Upon delving headlong into what I was anticipating to be a classic, a couple of major flaws presented themselves immediately. Having grown up during the golden age of platformers with the likes of Super Mario World, Sonic the Hedgehog, and Mega Man X, anything less than rock-solid controls was simply not an option. Although not terrible, maneuvering about the screen in Skullmonkeys just does not feel right. From a technical standpoint the controls are a little iffy in that the main character Klaymen simply does not always respond appropriately to the player's commands. Sometimes he will skyrocket vertically with the push of the jump button and other times a meager hop occurs. With every platform posing the possibility of death, the lack of a predictable jump height leads to many unfair deaths. (It must also be noted that as the game progresses, the platforming becomes even more difficult, so expect countless run-ins with the slippery jump mechanisms.)
Aside from the jumping, Skullmonkey's lack of solid controls only serves to increase undoubtedly the most frustrating element of the game: the difficulty. Featuring one-hit deaths, tricky jumps, unpredictable enemy movement, and some tough-as-nails platforming, Skullmonkeys does little to make your life easy. Oddly enough, however, Skullmonkeys is inconsistently difficult. Starting off rather simply, Skullmonkeys grows increasingly tough at a steady rate for the first third of the game. Suddenly, as if the developers felt as though things were getting too easy, the difficulty ramps up at an alarming rate for several stages, only to end on an easy note, barring the near-impossible conclusion. On the positive side of things, several power-ups are made widely available, such as the offensively minded energy balls and glidey birds, as well as defensive items, such as the halo (allowing the player an extra hit) and Slappy the Hamster who serves as a temporary, rotating shield.

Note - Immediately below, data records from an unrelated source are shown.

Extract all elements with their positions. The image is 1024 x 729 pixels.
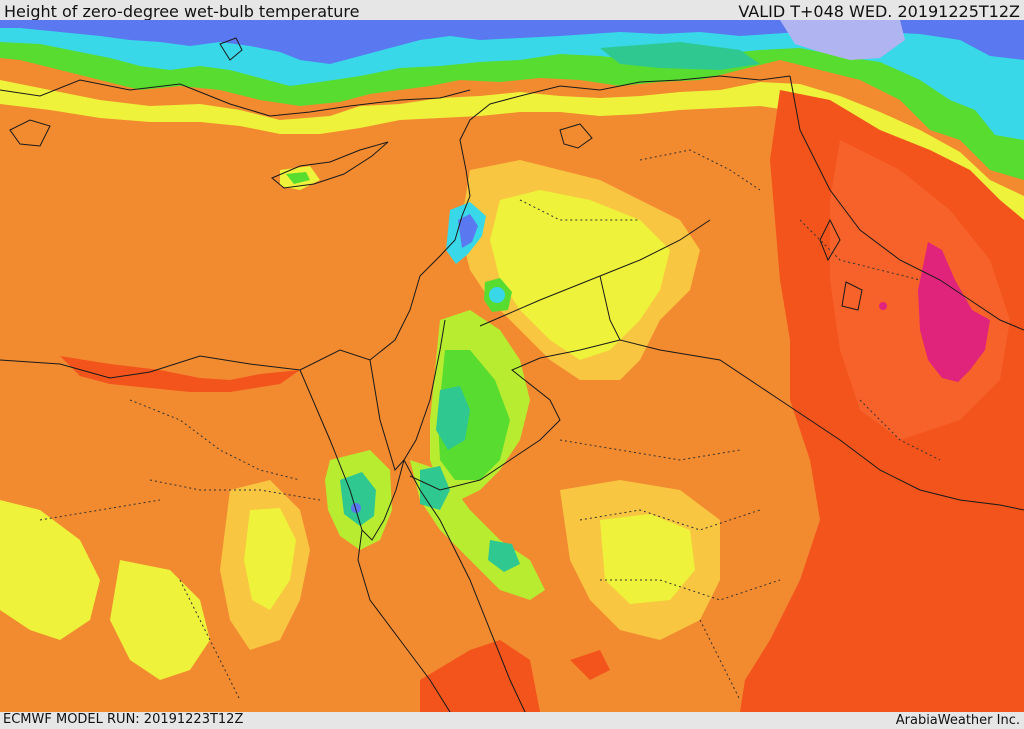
map-title: Height of zero-degree wet-bulb temperatu… — [4, 2, 360, 21]
footer-bar: ECMWF MODEL RUN: 20191223T12Z ArabiaWeat… — [0, 712, 1024, 729]
red-patch-south — [420, 640, 540, 712]
hermon-cyan — [489, 287, 505, 303]
credit-label: ArabiaWeather Inc. — [895, 713, 1020, 728]
levant-green-deep — [438, 350, 510, 480]
weather-map[interactable] — [0, 20, 1024, 712]
egypt-red-strip — [60, 356, 300, 392]
country-borders — [369, 219, 1024, 511]
syria-bright-yellow — [490, 190, 670, 360]
lebanon-blue — [458, 214, 478, 248]
sinai-teal — [340, 472, 376, 526]
cyprus-green — [286, 172, 310, 184]
levant-teal — [436, 386, 470, 450]
caucasus-lavender — [780, 20, 905, 60]
saudi-yellow-bright — [600, 514, 695, 604]
magenta-hotspot — [918, 242, 990, 382]
egypt-yellow-east-bright — [244, 508, 296, 610]
coastlines — [0, 37, 1024, 712]
turkey-cyan-band — [0, 20, 1024, 140]
map-canvas — [0, 20, 1024, 712]
header-bar: Height of zero-degree wet-bulb temperatu… — [0, 0, 1024, 22]
red-patch-mid — [570, 650, 610, 680]
model-run-label: ECMWF MODEL RUN: 20191223T12Z — [3, 712, 244, 727]
magenta-spot — [879, 302, 887, 310]
egypt-yellow-west — [0, 500, 100, 640]
valid-time-label: VALID T+048 WED. 20191225T12Z — [738, 2, 1020, 21]
turkey-blue-band — [0, 20, 1024, 64]
yellow-band-north — [0, 80, 1024, 220]
sinai-blue-spot — [351, 503, 361, 513]
teal-band-north — [600, 42, 760, 70]
province-borders — [39, 149, 941, 701]
hejaz-teal-south — [488, 540, 520, 572]
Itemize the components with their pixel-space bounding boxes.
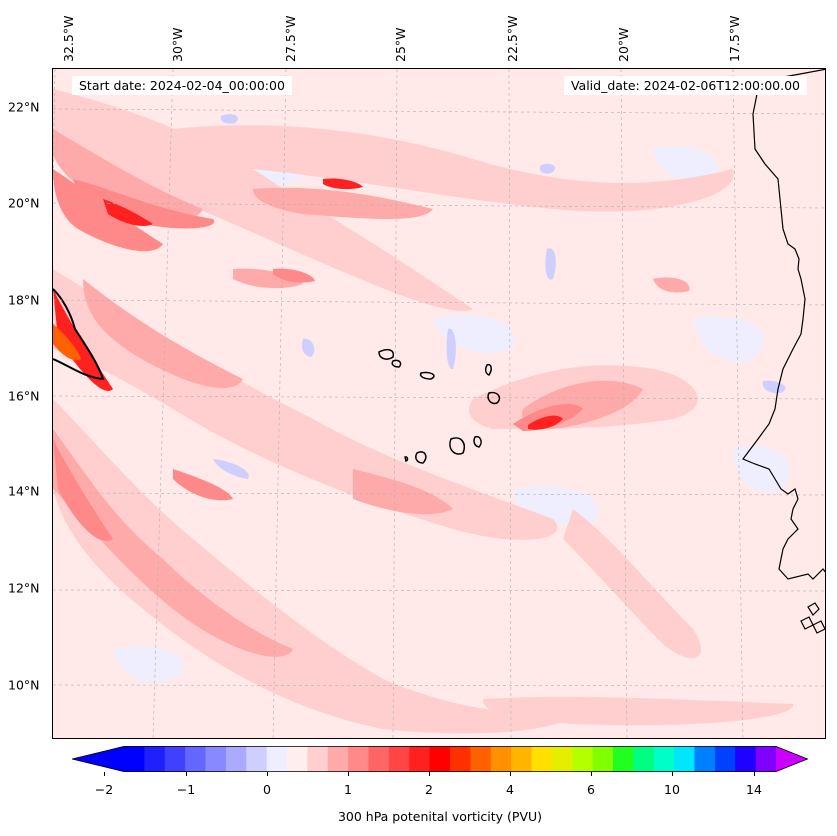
latitude-label: 10°N (8, 677, 40, 693)
colorbar-label: 300 hPa potenital vorticity (PVU) (337, 809, 543, 824)
colorbar-segment (266, 746, 288, 772)
colorbar-tick-label: 14 (746, 782, 762, 797)
colorbar-segment (551, 746, 573, 772)
latitude-label: 20°N (8, 195, 40, 211)
colorbar-segment (185, 746, 206, 772)
longitude-label: 25°W (393, 27, 408, 62)
colorbar-segment (287, 746, 308, 772)
colorbar-tick-label: 2 (425, 782, 433, 797)
colorbar-segment (572, 746, 594, 772)
colorbar-segment (164, 746, 186, 772)
longitude-label: 32.5°W (61, 15, 76, 62)
colorbar-tick-mark (672, 772, 673, 776)
colorbar-segment (714, 746, 736, 772)
colorbar (72, 746, 808, 772)
colorbar-tick-label: 0 (263, 782, 271, 797)
moderate-positive-pv-band (53, 129, 690, 657)
colorbar-segment (205, 746, 227, 772)
colorbar-tick-label: 6 (587, 782, 595, 797)
colorbar-segment (307, 746, 329, 772)
colorbar-segment (144, 746, 166, 772)
african-coastline (742, 69, 825, 580)
longitude-label: 20°W (616, 27, 631, 62)
colorbar-segment (694, 746, 716, 772)
colorbar-segment (490, 746, 512, 772)
colorbar-segment (388, 746, 410, 772)
colorbar-outline (72, 746, 808, 772)
colorbar-segment (633, 746, 655, 772)
pv-field-map (53, 69, 825, 738)
latitude-label: 12°N (8, 580, 40, 596)
colorbar-segment (613, 746, 634, 772)
colorbar-tick-mark (591, 772, 592, 776)
colorbar-tick-mark (186, 772, 187, 776)
high-pv-core (53, 324, 81, 361)
colorbar-segment (246, 746, 268, 772)
graticule (53, 69, 825, 738)
colorbar-segment (409, 746, 431, 772)
longitude-label: 30°W (170, 27, 185, 62)
colorbar-segment (511, 746, 532, 772)
map-panel (52, 68, 826, 739)
colorbar-segment (450, 746, 471, 772)
start-date-label: Start date: 2024-02-04_00:00:00 (72, 76, 292, 95)
colorbar-segment (735, 746, 757, 772)
colorbar-segment (674, 746, 695, 772)
colorbar-segment (348, 746, 369, 772)
colorbar-tick-mark (754, 772, 755, 776)
colorbar-segment (531, 746, 553, 772)
colorbar-max-extend (776, 746, 808, 772)
colorbar-segment (653, 746, 675, 772)
colorbar-segment (124, 746, 145, 772)
colorbar-min-extend (72, 746, 124, 772)
bijagos-islands (800, 602, 825, 634)
colorbar-segment (755, 746, 777, 772)
colorbar-segment (592, 746, 614, 772)
valid-date-label: Valid_date: 2024-02-06T12:00:00.00 (563, 76, 807, 95)
colorbar-segment (470, 746, 492, 772)
longitude-label: 17.5°W (727, 15, 742, 62)
colorbar-tick-mark (429, 772, 430, 776)
latitude-label: 16°N (8, 388, 40, 404)
pv-contour-line (53, 288, 105, 381)
colorbar-tick-mark (510, 772, 511, 776)
colorbar-tick-label: −2 (94, 782, 114, 797)
colorbar-segment (327, 746, 349, 772)
colorbar-tick-mark (104, 772, 105, 776)
latitude-label: 14°N (8, 483, 40, 499)
colorbar-segment (225, 746, 247, 772)
colorbar-tick-label: 1 (344, 782, 352, 797)
colorbar-segment (368, 746, 390, 772)
colorbar-tick-label: 4 (506, 782, 514, 797)
cape-verde-islands (378, 348, 501, 464)
latitude-label: 18°N (8, 292, 40, 308)
colorbar-tick-label: −1 (176, 782, 196, 797)
light-positive-pv-band (53, 89, 794, 734)
longitude-label: 22.5°W (505, 15, 520, 62)
colorbar-segment (429, 746, 451, 772)
colorbar-tick-mark (267, 772, 268, 776)
longitude-label: 27.5°W (283, 15, 298, 62)
colorbar-tick-label: 10 (664, 782, 680, 797)
latitude-label: 22°N (8, 99, 40, 115)
colorbar-tick-mark (348, 772, 349, 776)
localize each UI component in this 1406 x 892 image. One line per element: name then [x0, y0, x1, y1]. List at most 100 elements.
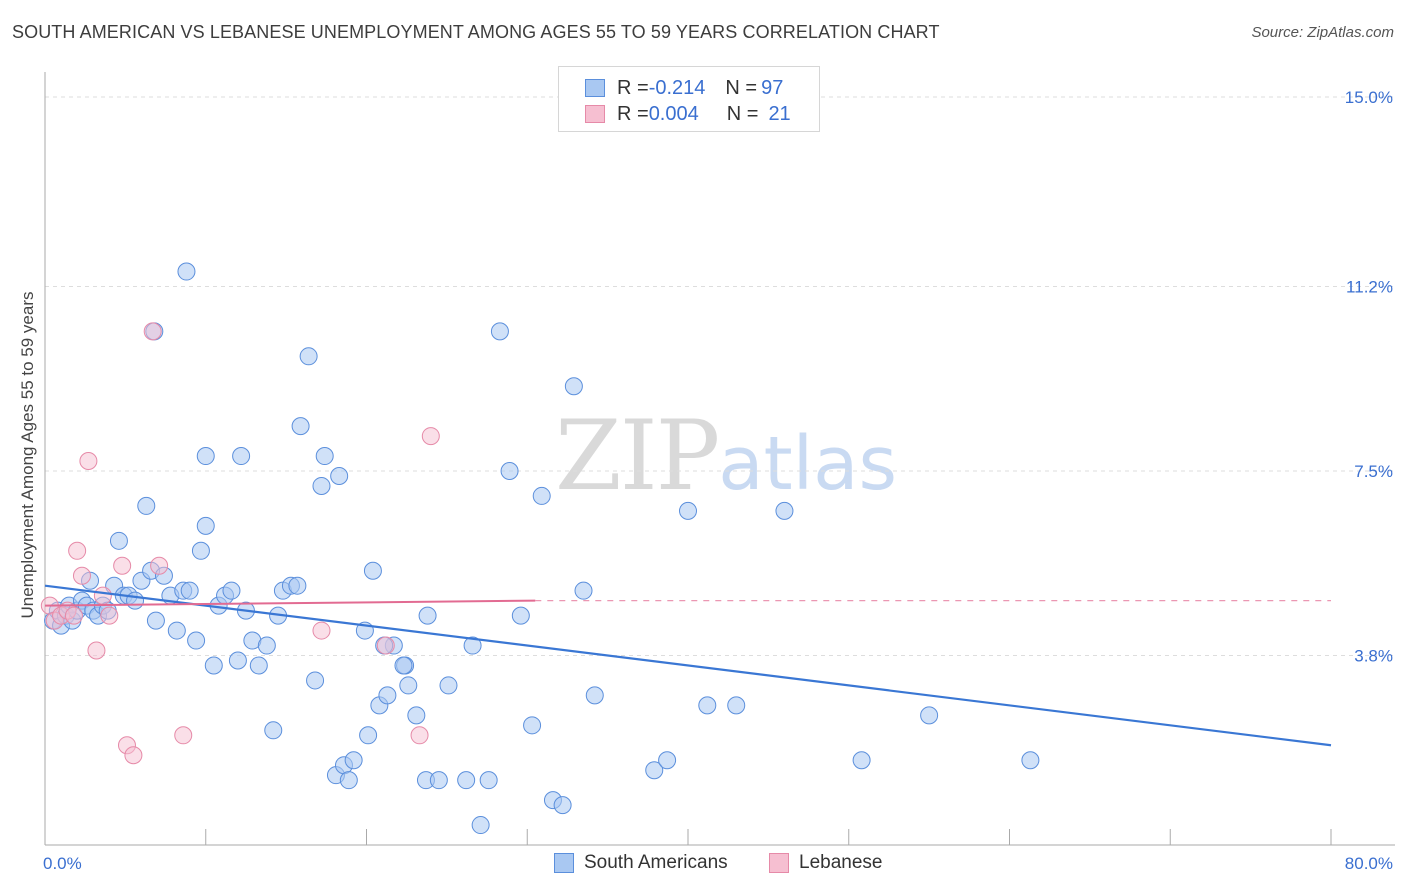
- data-point-south-americans: [698, 696, 717, 715]
- legend-r-value: 0.004: [648, 102, 699, 125]
- data-point-south-americans: [167, 621, 186, 640]
- data-point-south-americans: [1021, 751, 1040, 770]
- legend-row-south-americans: R = -0.214 N = 97: [585, 75, 783, 101]
- data-point-south-americans: [330, 466, 349, 485]
- data-point-south-americans: [137, 496, 156, 515]
- data-point-south-americans: [394, 656, 413, 675]
- data-point-south-americans: [315, 447, 334, 466]
- data-point-south-americans: [204, 656, 223, 675]
- data-point-south-americans: [511, 606, 530, 625]
- axes: [44, 72, 1395, 846]
- data-point-south-americans: [180, 581, 199, 600]
- legend-swatch-pink: [585, 105, 605, 123]
- legend-label-lebanese: Lebanese: [799, 852, 883, 873]
- data-point-lebanese: [143, 322, 162, 341]
- data-point-lebanese: [72, 566, 91, 585]
- data-point-south-americans: [191, 541, 210, 560]
- data-point-south-americans: [196, 516, 215, 535]
- legend-label-south-americans: South Americans: [584, 852, 728, 873]
- data-point-lebanese: [64, 606, 83, 625]
- watermark-atlas: atlas: [718, 421, 898, 507]
- data-point-south-americans: [775, 501, 794, 520]
- y-tick-label: 7.5%: [1354, 462, 1393, 481]
- chart-title: SOUTH AMERICAN VS LEBANESE UNEMPLOYMENT …: [12, 22, 940, 42]
- data-point-south-americans: [146, 611, 165, 630]
- data-point-south-americans: [679, 501, 697, 520]
- data-point-south-americans: [407, 706, 426, 725]
- data-point-south-americans: [264, 721, 283, 740]
- data-point-south-americans: [232, 447, 251, 466]
- data-point-south-americans: [463, 636, 482, 655]
- y-tick-label: 11.2%: [1346, 277, 1393, 296]
- legend-r-value: -0.214: [648, 76, 706, 99]
- y-tick-label: 15.0%: [1345, 88, 1393, 107]
- data-point-south-americans: [299, 347, 318, 366]
- data-point-south-americans: [177, 262, 196, 281]
- source-label: Source: ZipAtlas.com: [1251, 24, 1394, 41]
- watermark-zip: ZIP: [555, 400, 720, 512]
- data-point-lebanese: [100, 606, 119, 625]
- data-point-south-americans: [359, 726, 378, 745]
- data-point-south-americans: [564, 377, 583, 396]
- lebanese-points: [40, 322, 440, 765]
- data-point-south-americans: [339, 771, 358, 790]
- watermark: ZIPatlas: [555, 400, 897, 512]
- data-point-lebanese: [312, 621, 331, 640]
- correlation-legend: R = -0.214 N = 97 R = 0.004 N = 21: [558, 66, 820, 132]
- data-point-south-americans: [920, 706, 939, 725]
- trend-line-lebanese: [44, 599, 536, 607]
- x-tick-label: 80.0%: [1345, 854, 1393, 873]
- data-point-lebanese: [421, 427, 440, 446]
- data-point-south-americans: [471, 816, 490, 835]
- trend-lines: [44, 584, 1332, 747]
- legend-r-label: R =: [617, 102, 649, 125]
- data-point-south-americans: [249, 656, 268, 675]
- data-point-south-americans: [378, 686, 397, 705]
- data-point-south-americans: [288, 576, 307, 595]
- data-point-lebanese: [93, 586, 112, 605]
- data-point-south-americans: [500, 462, 519, 480]
- data-point-south-americans: [479, 771, 498, 790]
- grid-lines: [45, 96, 1395, 657]
- legend-swatch-blue: [585, 79, 605, 97]
- data-point-south-americans: [344, 751, 363, 770]
- data-point-lebanese: [68, 541, 87, 560]
- data-point-south-americans: [187, 631, 206, 650]
- data-point-south-americans: [257, 636, 276, 655]
- data-point-south-americans: [457, 771, 476, 790]
- data-point-lebanese: [174, 726, 193, 745]
- x-tick-label: 0.0%: [43, 854, 82, 873]
- data-point-south-americans: [291, 417, 310, 436]
- data-point-lebanese: [376, 636, 395, 655]
- data-point-south-americans: [585, 686, 604, 705]
- data-point-south-americans: [126, 591, 145, 610]
- data-point-lebanese: [87, 641, 106, 660]
- y-tick-label: 3.8%: [1354, 647, 1393, 666]
- data-point-south-americans: [490, 322, 509, 341]
- data-point-south-americans: [658, 751, 677, 770]
- data-point-lebanese: [79, 452, 98, 471]
- data-point-south-americans: [399, 676, 418, 695]
- legend-n-label: N =: [725, 76, 758, 99]
- legend-r-label: R =: [617, 76, 649, 99]
- data-point-south-americans: [363, 561, 382, 580]
- south-americans-points: [44, 262, 1040, 835]
- legend-n-value: 21: [768, 102, 791, 125]
- tick-labels: 3.8% 7.5% 11.2% 15.0% 0.0% 80.0%: [43, 88, 1393, 873]
- data-point-south-americans: [532, 486, 551, 505]
- data-point-lebanese: [150, 556, 169, 575]
- legend-item-south-americans: South Americans: [554, 852, 728, 874]
- trend-line-south-americans: [44, 584, 1332, 747]
- data-point-south-americans: [306, 671, 325, 690]
- data-point-south-americans: [429, 771, 448, 790]
- data-point-lebanese: [124, 746, 143, 765]
- legend-n-label: N =: [726, 102, 759, 125]
- data-point-south-americans: [228, 651, 247, 670]
- legend-n-value: 97: [761, 76, 784, 99]
- data-point-south-americans: [109, 531, 128, 550]
- data-point-south-americans: [439, 676, 458, 695]
- data-point-south-americans: [852, 751, 871, 770]
- legend-swatch-pink: [769, 853, 789, 873]
- data-point-south-americans: [523, 716, 542, 735]
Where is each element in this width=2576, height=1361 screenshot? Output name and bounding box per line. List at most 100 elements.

It is unfortunate that Skullmonkeys can be such an unforgiving, inconsistent game in the gameplay department, because the graphics and music are more than exceptional. Featuring attractive, varied environments, well-animated enemies, and full claymation cutscenes, Skullmonkeys is without a doubt, easy on the eyes. Although somewhat drab from time to time, the developers provide gamers with 17 unique worlds, several of which do not fall under "stock platformer" level templates. In between a few of the levels are cutscenes that serve as bridges to gap stages together, as well as to flesh out the story. Although generally senseless and juvenile in scope, they are essential nonetheless (the cinematic featuring Klaymen, a can of beans, and a deadly fart is simply hilarious). Musically, although less developed than The Neverhood's soundtrack, Skullmonkeys has a unique, varied soundscape that, without being overly memorable, maintains an above-average level of quality. Without a doubt, however, the bonus room music is undoubtedly classic and cannot be missed, regardless of your level of interest in the source material.
In the end, Skullmonkeys is a decidedly average platformer with less-than-perfect controls, somewhat attractive graphics, and an above average soundtrack. Although there are several perks, most of which stem from the hilarious cutscenes and the bonus room song, it is tough to whole-heartedly recommend Skullmonkeys to gamers unfamiliar with its prequel, The Neverhood. If one does, however, chose to delve into the perilous world of Iznak, the journey is not without its positive aspects. It just feels as though the whole experience was underdeveloped and rushed, in the end sapping Skullmonkeys of the most important aspect of all: fun.